On Oppression

I wanted to add to my previous post about the power of oppression, to in some way provide a notion not only of what I resent seeing in the world, but what I wish to see. Speaking in the positive, of what could be instead of what shouldn’t be, is very important.

First, I’d like you to consider two situations. First, a national civil rights conference, filled with people who are deeply concerned about issues of discrimination. These are people who feel an obligation to make a change in a world they see as corrupted. The other is a college suite, filled with people of differing backgrounds, races, and sexualities, who persistently joke at one another’s expense, calling each other by names like “Dirty Mexican” or “Slut” or “Bitch.” If I asked you which of these is superior, which we aught to aspire to, the answer would probably seem obvious. I’ve been to both places, though, and I can tell you that you are wrong.

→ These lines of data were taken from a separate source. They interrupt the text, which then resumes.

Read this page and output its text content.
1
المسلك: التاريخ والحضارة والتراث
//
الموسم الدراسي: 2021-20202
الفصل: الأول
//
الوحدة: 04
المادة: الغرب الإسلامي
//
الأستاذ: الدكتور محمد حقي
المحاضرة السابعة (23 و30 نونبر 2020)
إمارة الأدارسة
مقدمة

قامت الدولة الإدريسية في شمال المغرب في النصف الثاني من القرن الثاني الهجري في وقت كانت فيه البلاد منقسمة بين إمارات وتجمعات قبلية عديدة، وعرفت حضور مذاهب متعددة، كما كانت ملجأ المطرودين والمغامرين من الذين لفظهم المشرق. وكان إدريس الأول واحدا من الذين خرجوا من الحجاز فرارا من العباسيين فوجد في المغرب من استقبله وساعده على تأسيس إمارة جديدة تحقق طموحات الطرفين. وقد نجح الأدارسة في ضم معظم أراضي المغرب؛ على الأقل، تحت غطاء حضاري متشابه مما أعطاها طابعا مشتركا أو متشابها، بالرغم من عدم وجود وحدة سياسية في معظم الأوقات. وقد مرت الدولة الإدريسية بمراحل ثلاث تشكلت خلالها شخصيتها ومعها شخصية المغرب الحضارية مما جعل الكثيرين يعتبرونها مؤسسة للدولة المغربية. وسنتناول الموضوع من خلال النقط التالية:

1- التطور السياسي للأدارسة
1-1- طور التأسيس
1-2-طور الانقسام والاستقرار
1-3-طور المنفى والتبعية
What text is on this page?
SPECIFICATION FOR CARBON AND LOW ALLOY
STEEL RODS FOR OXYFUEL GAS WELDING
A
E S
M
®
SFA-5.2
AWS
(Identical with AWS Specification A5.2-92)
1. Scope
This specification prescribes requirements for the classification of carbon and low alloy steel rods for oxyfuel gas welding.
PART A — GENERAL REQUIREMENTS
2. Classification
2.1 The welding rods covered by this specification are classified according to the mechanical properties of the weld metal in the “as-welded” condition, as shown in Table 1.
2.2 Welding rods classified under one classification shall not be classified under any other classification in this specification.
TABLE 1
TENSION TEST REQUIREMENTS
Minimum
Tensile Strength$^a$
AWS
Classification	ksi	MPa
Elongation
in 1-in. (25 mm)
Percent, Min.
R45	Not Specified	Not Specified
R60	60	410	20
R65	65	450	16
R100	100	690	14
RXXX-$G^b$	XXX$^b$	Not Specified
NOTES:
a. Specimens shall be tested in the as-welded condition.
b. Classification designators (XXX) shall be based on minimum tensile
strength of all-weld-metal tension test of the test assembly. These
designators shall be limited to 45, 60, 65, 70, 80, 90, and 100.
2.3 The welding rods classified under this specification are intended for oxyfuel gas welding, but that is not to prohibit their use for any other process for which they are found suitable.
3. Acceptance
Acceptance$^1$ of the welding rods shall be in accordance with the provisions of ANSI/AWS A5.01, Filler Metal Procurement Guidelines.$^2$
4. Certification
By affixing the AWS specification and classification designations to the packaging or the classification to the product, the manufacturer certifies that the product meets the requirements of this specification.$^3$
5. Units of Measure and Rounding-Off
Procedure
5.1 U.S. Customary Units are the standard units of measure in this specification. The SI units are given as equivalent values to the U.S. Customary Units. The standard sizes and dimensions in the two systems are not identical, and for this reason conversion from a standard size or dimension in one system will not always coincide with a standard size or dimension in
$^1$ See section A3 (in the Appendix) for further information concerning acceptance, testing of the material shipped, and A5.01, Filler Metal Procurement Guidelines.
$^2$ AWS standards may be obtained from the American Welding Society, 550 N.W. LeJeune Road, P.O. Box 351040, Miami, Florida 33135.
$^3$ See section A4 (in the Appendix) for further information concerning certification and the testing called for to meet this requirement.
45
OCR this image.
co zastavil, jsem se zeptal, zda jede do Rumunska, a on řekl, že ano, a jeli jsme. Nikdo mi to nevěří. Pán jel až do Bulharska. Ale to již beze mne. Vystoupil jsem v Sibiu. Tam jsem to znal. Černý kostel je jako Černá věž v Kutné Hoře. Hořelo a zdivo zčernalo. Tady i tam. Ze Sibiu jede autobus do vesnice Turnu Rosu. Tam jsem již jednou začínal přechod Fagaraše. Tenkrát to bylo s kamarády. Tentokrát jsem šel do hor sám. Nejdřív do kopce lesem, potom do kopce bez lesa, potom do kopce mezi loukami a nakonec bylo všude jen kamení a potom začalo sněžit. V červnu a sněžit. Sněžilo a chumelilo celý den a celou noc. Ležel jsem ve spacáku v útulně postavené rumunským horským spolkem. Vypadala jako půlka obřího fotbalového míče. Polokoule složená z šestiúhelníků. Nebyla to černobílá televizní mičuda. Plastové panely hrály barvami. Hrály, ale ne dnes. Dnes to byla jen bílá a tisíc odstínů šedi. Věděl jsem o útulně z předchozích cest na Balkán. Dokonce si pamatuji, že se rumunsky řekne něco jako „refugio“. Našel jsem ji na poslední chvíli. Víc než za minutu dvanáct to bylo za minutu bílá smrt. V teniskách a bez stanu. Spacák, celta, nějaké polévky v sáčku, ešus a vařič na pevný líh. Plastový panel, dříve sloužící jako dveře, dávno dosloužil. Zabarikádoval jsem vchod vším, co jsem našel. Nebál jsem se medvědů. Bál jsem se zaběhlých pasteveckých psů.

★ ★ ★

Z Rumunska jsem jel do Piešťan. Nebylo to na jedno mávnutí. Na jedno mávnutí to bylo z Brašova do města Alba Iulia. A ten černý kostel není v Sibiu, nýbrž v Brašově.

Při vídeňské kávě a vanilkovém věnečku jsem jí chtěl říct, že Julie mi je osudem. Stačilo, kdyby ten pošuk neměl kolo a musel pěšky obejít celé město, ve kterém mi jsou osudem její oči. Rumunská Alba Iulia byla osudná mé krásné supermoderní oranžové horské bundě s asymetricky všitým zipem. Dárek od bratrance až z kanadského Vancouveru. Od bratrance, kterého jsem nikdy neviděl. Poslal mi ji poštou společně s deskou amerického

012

I visited the conference with a group I formed with several friends in high-school, moved by a book called “Free the Children” to try to aid the fight against child labor. We were lucky to be allowed to visit the conference as presenters, and looked forward tot he chance to learn from people who had more experience and more passion then us. However, what we found was completely different then what we had expected. The conference held none of the practical, problem solving approach of our meetings. Instead, the majority of the attendees were members of our society’s minorities, who felt that they were oppressed by an ongoing, systematic form of oppression. White people were specifically targeted, referred to as dogs, and any planning that went on sounded more like a war then a reconstruction. The goal was to tear down the system, not to fix it, and I saw no place being made for me in the new system. How was I expected to feel compassion, or a desire to help, with people who wanted me out of the picture? Quite possibly the most offensive remarks I heard came from a woman of my own race, a woman who seemed to carry the guilt of thousands of slave owners she was possible not even related to. I admit that what hurt the most was that she seemed like a traitor to my race. Was that, a pathetic form begging for forgiveness for crimes she had not perpetrated, what would be demanded of me as well if I were to belong? We left largely discouraged, at least towards the organization if not the cause altogether.

Still, I can imagine some of you saying this seems better then the derisive college suite I described. As I said, though, I was there too. I spent many weekends there visiting Moi last year. I was not exaggerating the political incorrectness of the atmosphere. However, you may note that I never mentioned pain, or anger, or hurt. These things were absent. Contrary to all common sense, the suite felt much like a family, and everyone felt secure.

Is it really so counter intuitive, though?

The distinction here was the way that these terms were used. Today, debate rages around the use of the infamous N-word among African-Americans. In many ways Moi’s suite was the same way. Yes, nearly every stereotype available was used to joke about someone else. Nothing was ever said in meanness though, or to deny anyone their freedom. Quite the opposite, everyone was universally accepted, no one was thought strange. Something even more important happened, though. The same way that people can, among their friends, come to be proud of usual qualities (a proficiency with video games, a knack for puns, whatever it may be), so too did everyone come to take a certain pride in their qualities, even if only as a sort of simplified, stereotypical, hilarious image of themselves. This image was never confused for the real identity, neither among the suite mates or the actual person. Rather, these images were kept around as a cast of characters for our personal comedies.

The most amazing this about this was not the connections we formed among ourselves, or the fun we had with these ridiculous stereotypical parodies, but the way that they were able to rob these otherwise noxious names of their power. It would have been difficult for anyone to really insult someone else. If someone had yelled in anger, “You dirty Mexican!” the target of the remark would have found it nearly as hilarious as ever. “You’re damn straight! Now where’s my money? I don’t clean your house for nothing!”

For many, this sort of situation seems ridiculous. However, I’d like to echo the sentiments of countless comedians through time; the best way to steal the power from something is to laugh at it. It’s when people forget to laugh, when people take everything too seriously, that society’s fragile balance collapses. I would wish on everyone the freedom of being that I saw among that group of friends.